Examples of the types of content people want

While it’s all very well to talk in theory about the type of content people want, here are some example ideas for content that people are always interested in consuming:

  • Tells a story
  • Takes us on a journey
  • Covers overlooked basics
  • Provides an unexpected twist or alternative view
  • Inspires action
  • Reveals secrets
  • Reminds us we are unique
  • Confirms or challenges our assumptions
  • Educates while also entertaining
  • Provides a fresh view

If you want to get people’s attention, engage them, provide them with useful information while also helping to promote your products or services, there are several types of content topics that are great for content marketing:

  • Changes and trends. Discuss the way that a changing market landscape or a new trend is impacting your customers and how you are addressing it or responding to it. You can talk about causes for the trend, the current situation and your recommendations for how to avoid harm or take advantage of it. This is particularly effective for businesses that are involved in coming up with new solutions in response to changing business conditions.
  • How to. This type of content helps people to do something. It should provide information on how to solve a problem or achieve a benefit in detail and should include the specific steps or actions that they need to take.
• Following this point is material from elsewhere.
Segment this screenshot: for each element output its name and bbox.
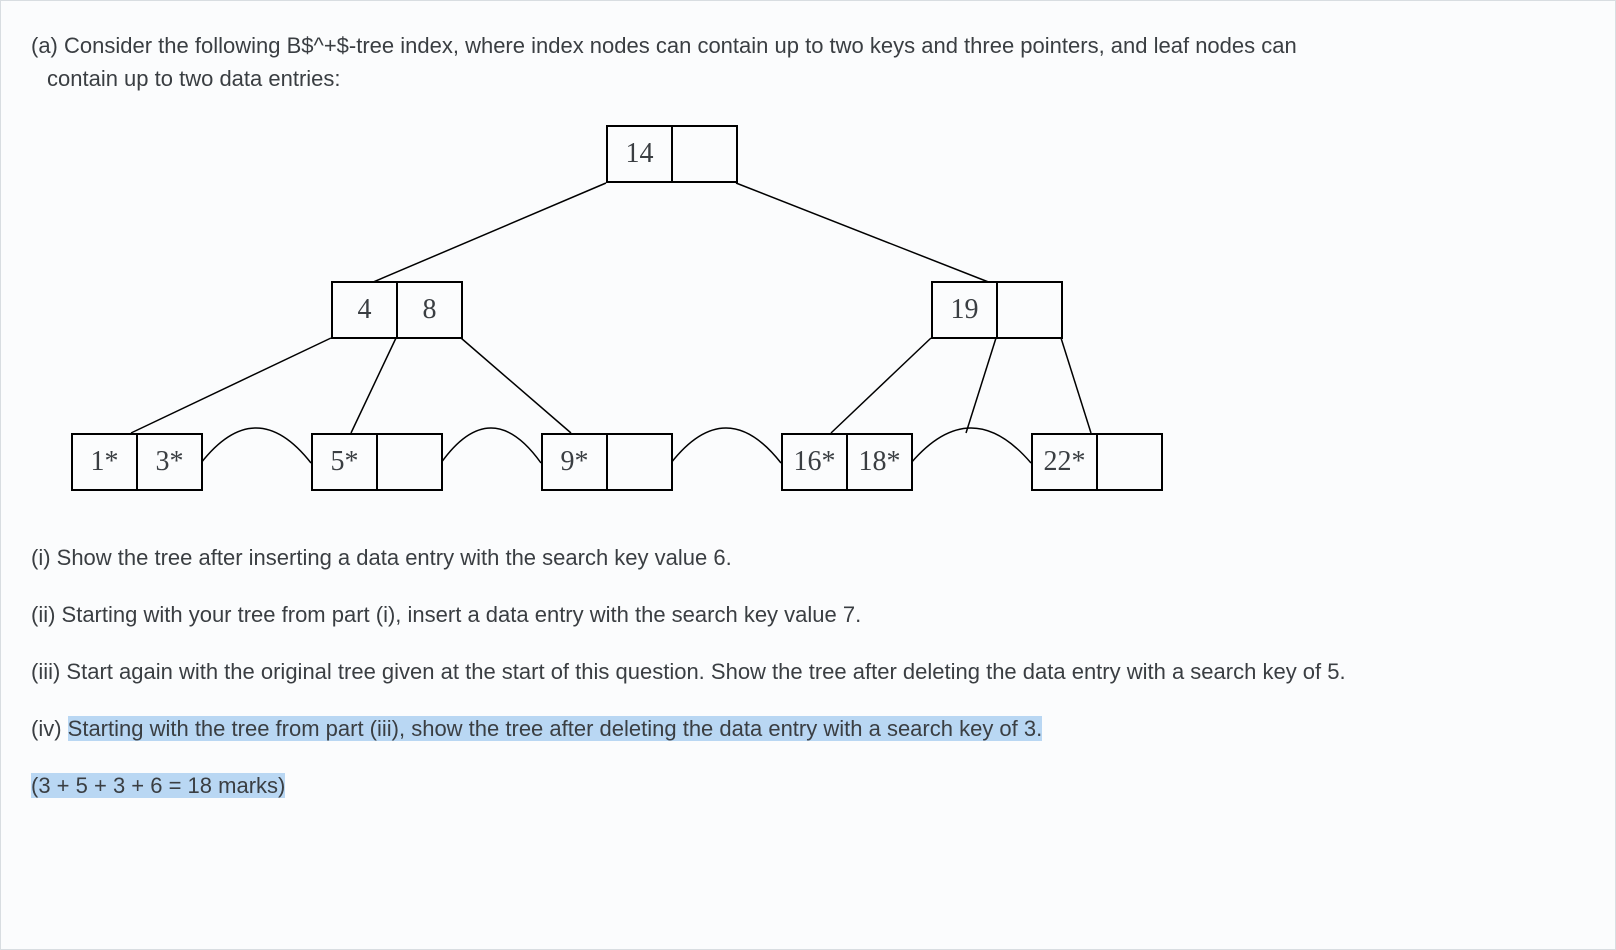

This positions you as someone that cares about your clients’ success and wants to achieve a good outcome for them. This is only effective, however, if it is written in response to a problem or goal that clients genuinely care about and that offers tangible benefits.
  • Working with. Similar to the ‘How To’, this type of content gives the reader practical advice on how to work with your business. It should list the issues and factors that will lead to the best outcome for a client and describe how you worked together to achieve them. It should also discuss problems and issues that arose and how they were overcome. This works best for customers that are looking at purchasing a commodity where there is high competition and your efforts as a service provider makes the difference.
  • Case study. This is an evergreen topic for content marketing since it allows customers to see how your products and services can help them to solve a problem or improve their performance. Once again, however, if they do not reflect problems that most of your customers have or aren’t properly developed they can come across as boring or irrelevant. As a guide, they will value case studies when they contain information your customers can directly apply and should consist of:
  • Description of the problem faced
  • Listing of all the actions performed, and processes used, to resolve the problem, including any issues that arose and how they were dealt with
  • Description of the outcome and how it benefited the client
  • Outline of the lessons learned and techniques used that will benefit the reader

Content marketing is a highly effective way for customers to find out about your products, to engage them with helpful information and, finally, to convince them to buy. For it to be effective, however, you’ll need to produce the content your customers want. The better you understand your customers and provide relevant information that focuses on them and solves their problems, the more effective your content marketing efforts will be.